Huzurlu bir aile ortamı, çocuğa evi özletir. Çocuğun neşe ve sevinç içinde koşarak eve gelmesini sağlar. Onun için ana baba, birbirleri ile geçinmeli, evin, sevgi, saygı ve huzurlu bir ortam olması için gayret göstermeli.
Eşler, sen ben kavgasından, ben haklıyım sen haksızsın tartışmasından, hep eksik kusur aramaktan, birbirini aşağılayıcı ve tenkit etme tavırlarından, suçlayarak konuşmaktan sakınmalıdır. sorun varsa tatlı dille güler yüzle, yumuşak sözle mütevazi bir şekilde çözmeye önem vermelidir.
Büyük alim ve veli Seyyid Abdülhakim Arvasi hazretleri şöyle buyurur; “Sevip sevilmedikçe, ızdırap ve felaketten kurtulamaz.
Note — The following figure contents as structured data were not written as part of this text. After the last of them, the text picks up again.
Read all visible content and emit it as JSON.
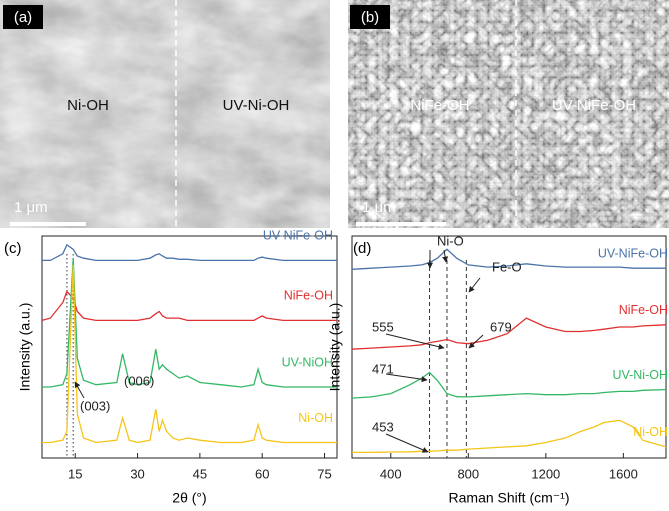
{
  "panels": [
    {
      "label": "(a)",
      "left": "Ni-OH",
      "right": "UV-Ni-OH",
      "scale_bar": "1 μm"
    },
    {
      "label": "(b)",
      "left": "NiFe-OH",
      "right": "UV-NiFe-OH",
      "scale_bar": "1 μm"
    }
  ],
  "chart_data": [
    {
      "type": "line",
      "panel_label": "(c)",
      "xlabel": "2θ (°)",
      "ylabel": "Intensity (a.u.)",
      "xlim": [
        7,
        78
      ],
      "xticks": [
        15,
        30,
        45,
        60,
        75
      ],
      "ylim": [
        0,
        100
      ],
      "x": [
        7,
        9,
        12,
        13,
        14.5,
        15.5,
        17,
        20,
        25,
        26.4,
        28,
        30,
        33,
        34.4,
        35.2,
        36,
        37,
        38.5,
        40,
        42,
        45,
        50,
        55,
        58,
        59,
        60,
        61,
        65,
        70,
        75,
        78
      ],
      "guide_lines": [
        13,
        14.5
      ],
      "annotations": [
        "(003)",
        "(006)"
      ],
      "series": [
        {
          "name": "UV-NiFe-OH",
          "color": "#4a74a8",
          "values": [
            89,
            89,
            92,
            96,
            94,
            91,
            90,
            89,
            89,
            89,
            89,
            89,
            90,
            91.5,
            92,
            91,
            90,
            90,
            89.5,
            89.5,
            89,
            89,
            89,
            89,
            90,
            90.5,
            90,
            89,
            89,
            89,
            89
          ]
        },
        {
          "name": "NiFe-OH",
          "color": "#e03030",
          "values": [
            62,
            63,
            70,
            75,
            72,
            66,
            63,
            62,
            62,
            62,
            62,
            62,
            63,
            65,
            66,
            64,
            63,
            63,
            63,
            62,
            62,
            62,
            62,
            62,
            63,
            64,
            63,
            62,
            62,
            62,
            62
          ]
        },
        {
          "name": "UV-NiOH",
          "color": "#33b865",
          "values": [
            32,
            32,
            33,
            38,
            90,
            45,
            35,
            33,
            34,
            47,
            34,
            33,
            34,
            49,
            40,
            42,
            40,
            38,
            36,
            37,
            34,
            33,
            32,
            33,
            40,
            34,
            33,
            32,
            32,
            32,
            32
          ]
        },
        {
          "name": "Ni-OH",
          "color": "#f5c518",
          "values": [
            7,
            7,
            8,
            12,
            87,
            20,
            9,
            7,
            8,
            18,
            8,
            7,
            8,
            22,
            12,
            17,
            12,
            9,
            8,
            9,
            8,
            7,
            7,
            8,
            15,
            9,
            8,
            7,
            7,
            7,
            7
          ]
        }
      ]
    },
    {
      "type": "line",
      "panel_label": "(d)",
      "xlabel": "Raman Shift (cm⁻¹)",
      "ylabel": "Intensity (a.u.)",
      "xlim": [
        200,
        1820
      ],
      "xticks": [
        400,
        800,
        1200,
        1600
      ],
      "ylim": [
        0,
        100
      ],
      "x": [
        200,
        300,
        400,
        500,
        560,
        600,
        640,
        690,
        740,
        800,
        900,
        1000,
        1100,
        1200,
        1300,
        1380,
        1450,
        1500,
        1580,
        1650,
        1700,
        1820
      ],
      "guide_lines": [
        600,
        690,
        790
      ],
      "annotations": [
        "Ni-O",
        "Fe-O",
        "555",
        "679",
        "471",
        "453"
      ],
      "series": [
        {
          "name": "UV-NiFe-OH",
          "color": "#4a74a8",
          "values": [
            85,
            85.5,
            86,
            86.5,
            87,
            88,
            90,
            94,
            90,
            87,
            86,
            86.5,
            87.5,
            86.5,
            86,
            86,
            86,
            86,
            86,
            85.5,
            85.5,
            85.5
          ]
        },
        {
          "name": "NiFe-OH",
          "color": "#e03030",
          "values": [
            49,
            49.5,
            50,
            50.5,
            51,
            52,
            52.5,
            53.4,
            52,
            51.5,
            53,
            56,
            63,
            59,
            57,
            57,
            57.5,
            58,
            59,
            59,
            59.5,
            60
          ]
        },
        {
          "name": "UV-Ni-OH",
          "color": "#33b865",
          "values": [
            27,
            27.5,
            29,
            33,
            36,
            38.5,
            35,
            29,
            27.6,
            27.5,
            28,
            28.5,
            29,
            28.5,
            28.5,
            29,
            29,
            29.5,
            30,
            30,
            30.5,
            30.8
          ]
        },
        {
          "name": "Ni-OH",
          "color": "#f5c518",
          "values": [
            2.5,
            2.5,
            2.7,
            2.8,
            3,
            3,
            3.2,
            3.5,
            3.5,
            4,
            4.5,
            5,
            5.5,
            7,
            9,
            12,
            14,
            16,
            17,
            14,
            8,
            5
          ]
        }
      ]
    }
  ]
}
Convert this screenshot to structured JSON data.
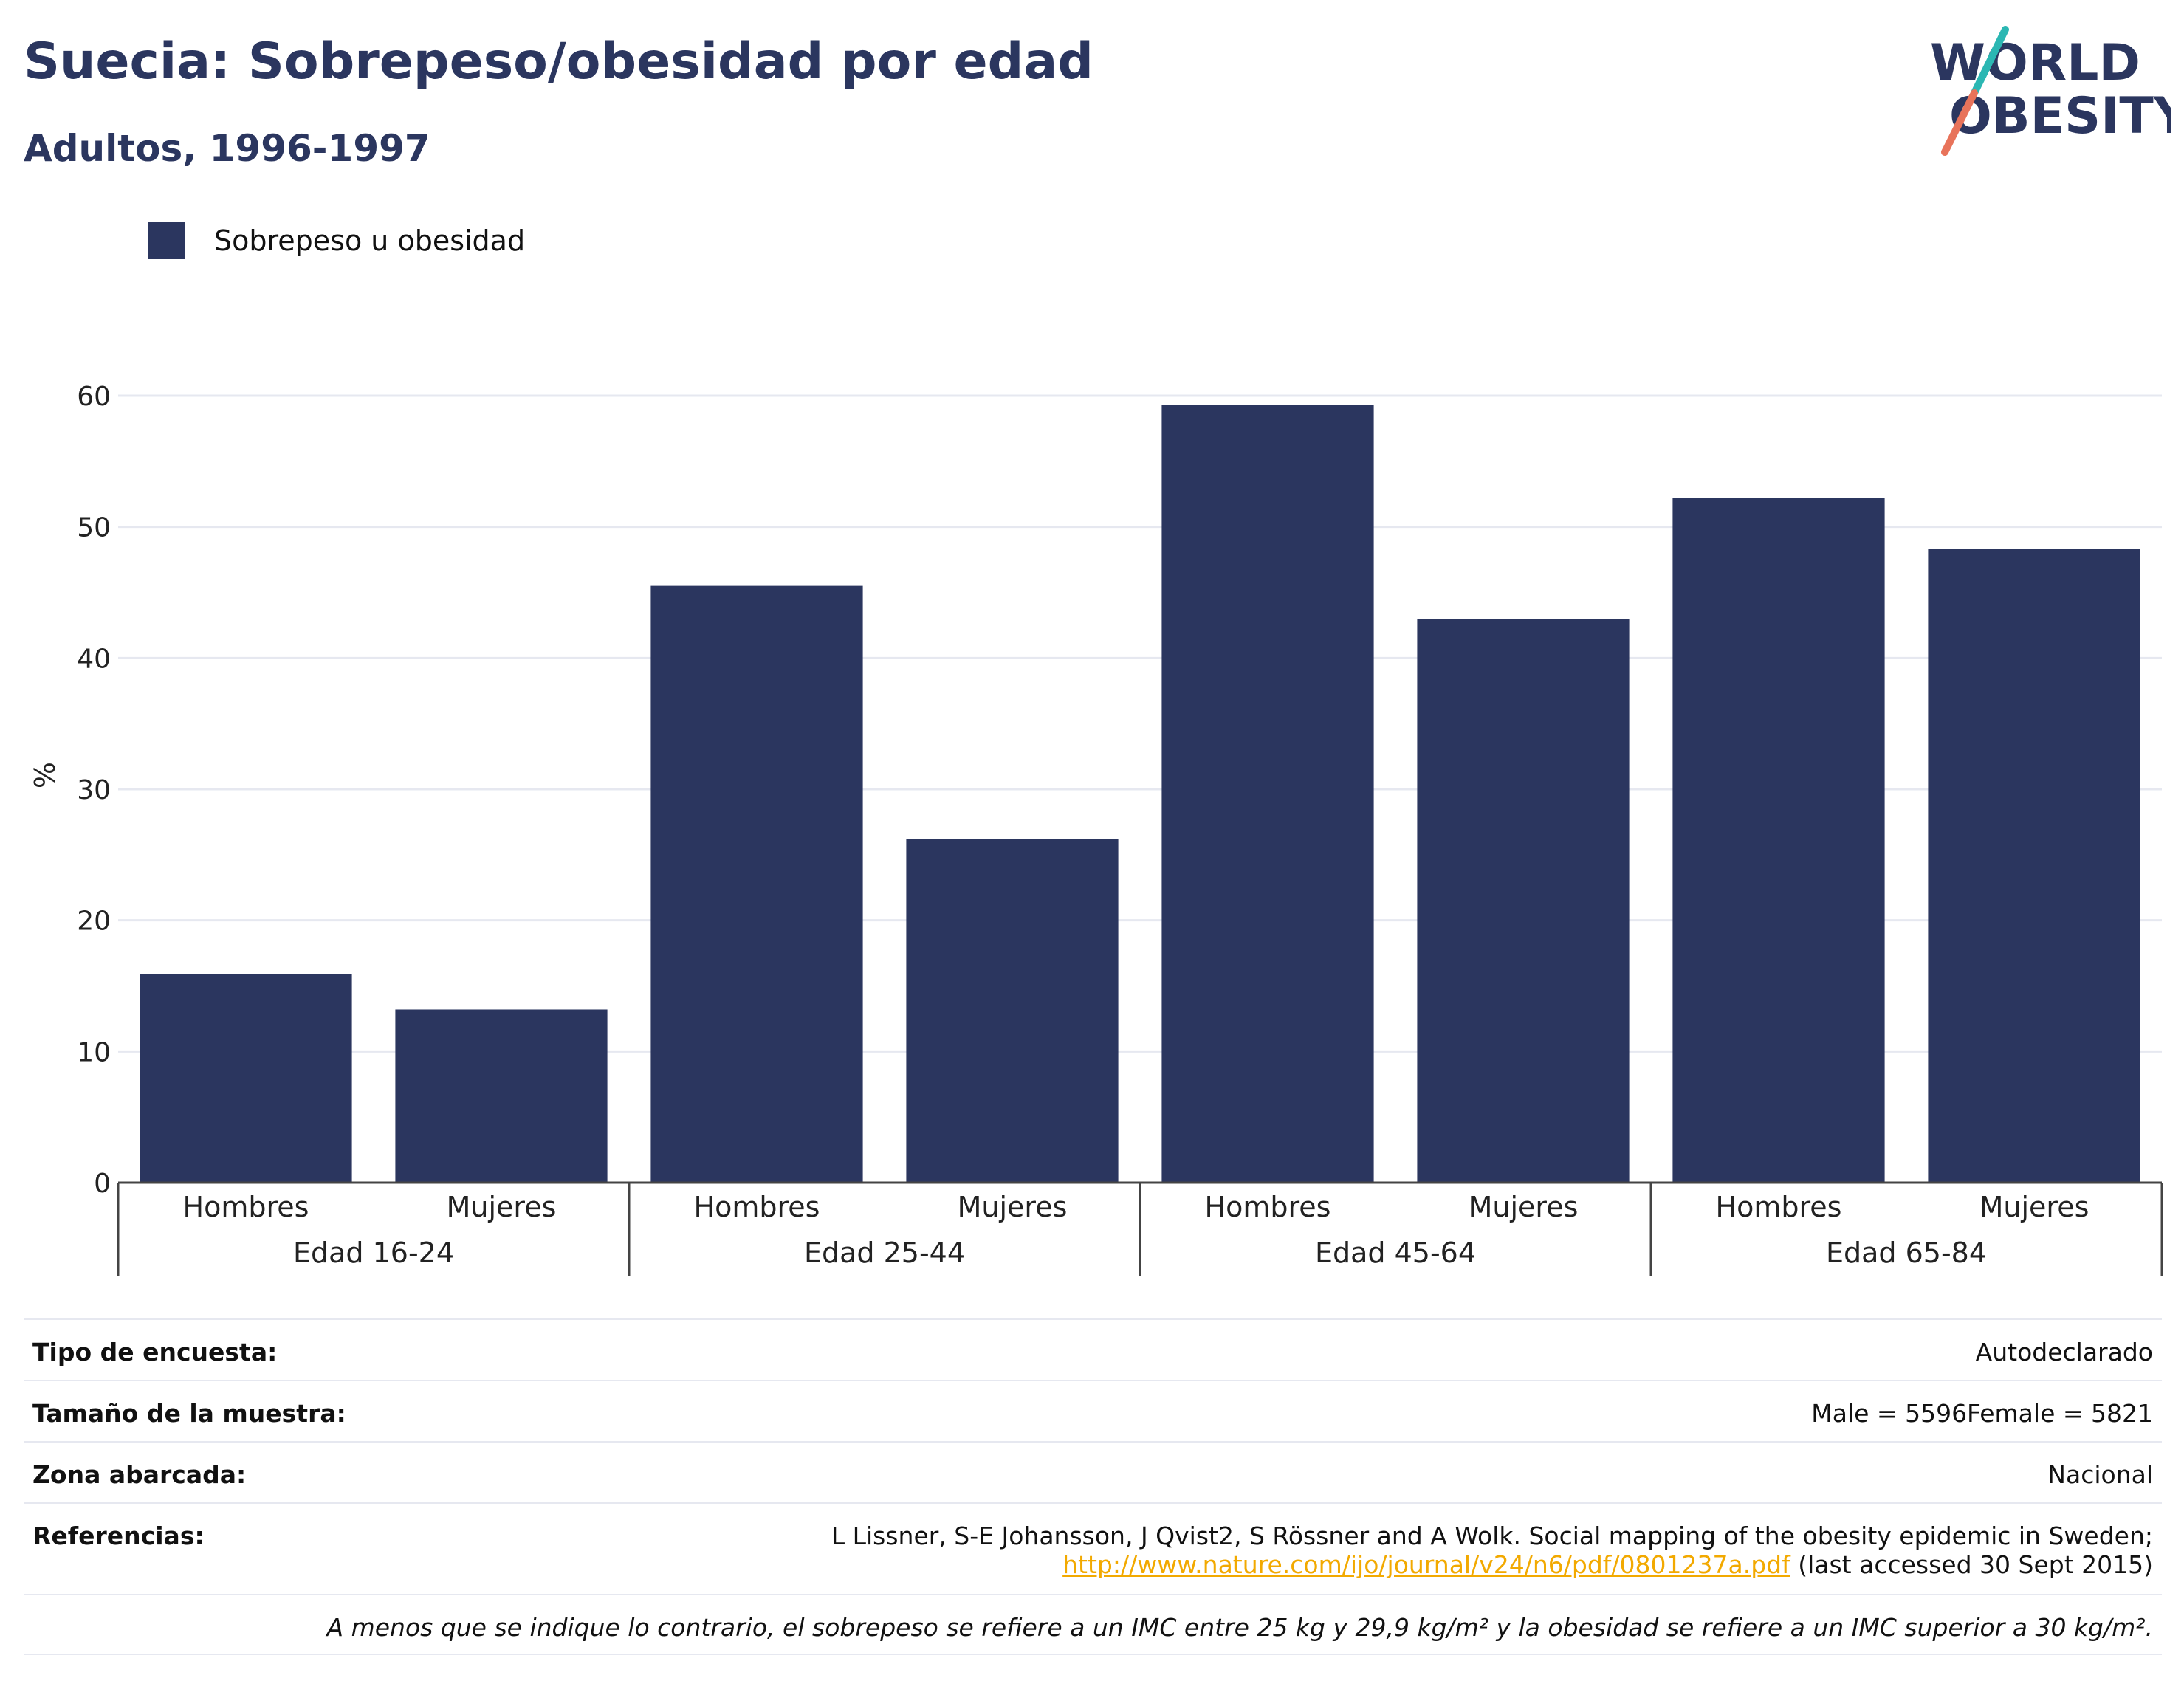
{
  "header": {
    "title": "Suecia: Sobrepeso/obesidad por edad",
    "subtitle": "Adultos, 1996-1997"
  },
  "logo": {
    "line1": "WORLD",
    "line2": "OBESITY"
  },
  "colors": {
    "bar": "#2b365f",
    "title": "#2b365f",
    "grid": "#e6e8f0",
    "link": "#f2a900",
    "logo_teal": "#2bb7b3",
    "logo_coral": "#e8735a"
  },
  "chart_data": {
    "type": "bar",
    "legend": [
      "Sobrepeso u obesidad"
    ],
    "legend_position": "top-left",
    "ylabel": "%",
    "ylim": [
      0,
      63
    ],
    "yticks": [
      0,
      10,
      20,
      30,
      40,
      50,
      60
    ],
    "grid": true,
    "groups": [
      {
        "label": "Edad 16-24",
        "categories": [
          "Hombres",
          "Mujeres"
        ]
      },
      {
        "label": "Edad 25-44",
        "categories": [
          "Hombres",
          "Mujeres"
        ]
      },
      {
        "label": "Edad 45-64",
        "categories": [
          "Hombres",
          "Mujeres"
        ]
      },
      {
        "label": "Edad 65-84",
        "categories": [
          "Hombres",
          "Mujeres"
        ]
      }
    ],
    "series": [
      {
        "name": "Sobrepeso u obesidad",
        "values": [
          15.9,
          13.2,
          45.5,
          26.2,
          59.3,
          43.0,
          52.2,
          48.3
        ]
      }
    ]
  },
  "info": {
    "survey_type_label": "Tipo de encuesta:",
    "survey_type_value": "Autodeclarado",
    "sample_size_label": "Tamaño de la muestra:",
    "sample_size_value": "Male = 5596Female = 5821",
    "area_label": "Zona abarcada:",
    "area_value": "Nacional",
    "references_label": "Referencias:",
    "reference_text": "L Lissner, S-E Johansson, J Qvist2, S Rössner and A Wolk. Social mapping of the obesity epidemic in Sweden;",
    "reference_link": "http://www.nature.com/ijo/journal/v24/n6/pdf/0801237a.pdf",
    "reference_accessed": " (last accessed 30 Sept 2015)",
    "footnote": "A menos que se indique lo contrario, el sobrepeso se refiere a un IMC entre 25 kg y 29,9 kg/m² y la obesidad se refiere a un IMC superior a 30 kg/m²."
  }
}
Hakkı tanımadıkça, hakkı sevmedikçe Hak Teâlâ’yı hakim bilip, ona kulluk etmedikçe insanlar birbirini sevemez.
Hak’tan ve hak yolundan başka her ne düşünülse, hepsi ayrılık ve pişmanlık yoludur.” Milletimizin tarih boyunca kazandığı zaferler ve başarılar da ,aile yapımızın güçlü oluşunun, milli ve manevi değerlerimize bağlılığımızın payı büyüktür.
Amerikalı bir sosyolog şöyle der; “Türklerin tarihini okudum. Dikkatimi bir şey çekti. Türkler kısa zamanda devletler kurup uzun saltanatlar sürmüşler.
Sebebini araştırdım, şu kanaate vardım. Kadınla erkeği birbirine bağlayan, kanundan ziyade, din, namus, iffet ve söze sadakat ve güvendir.”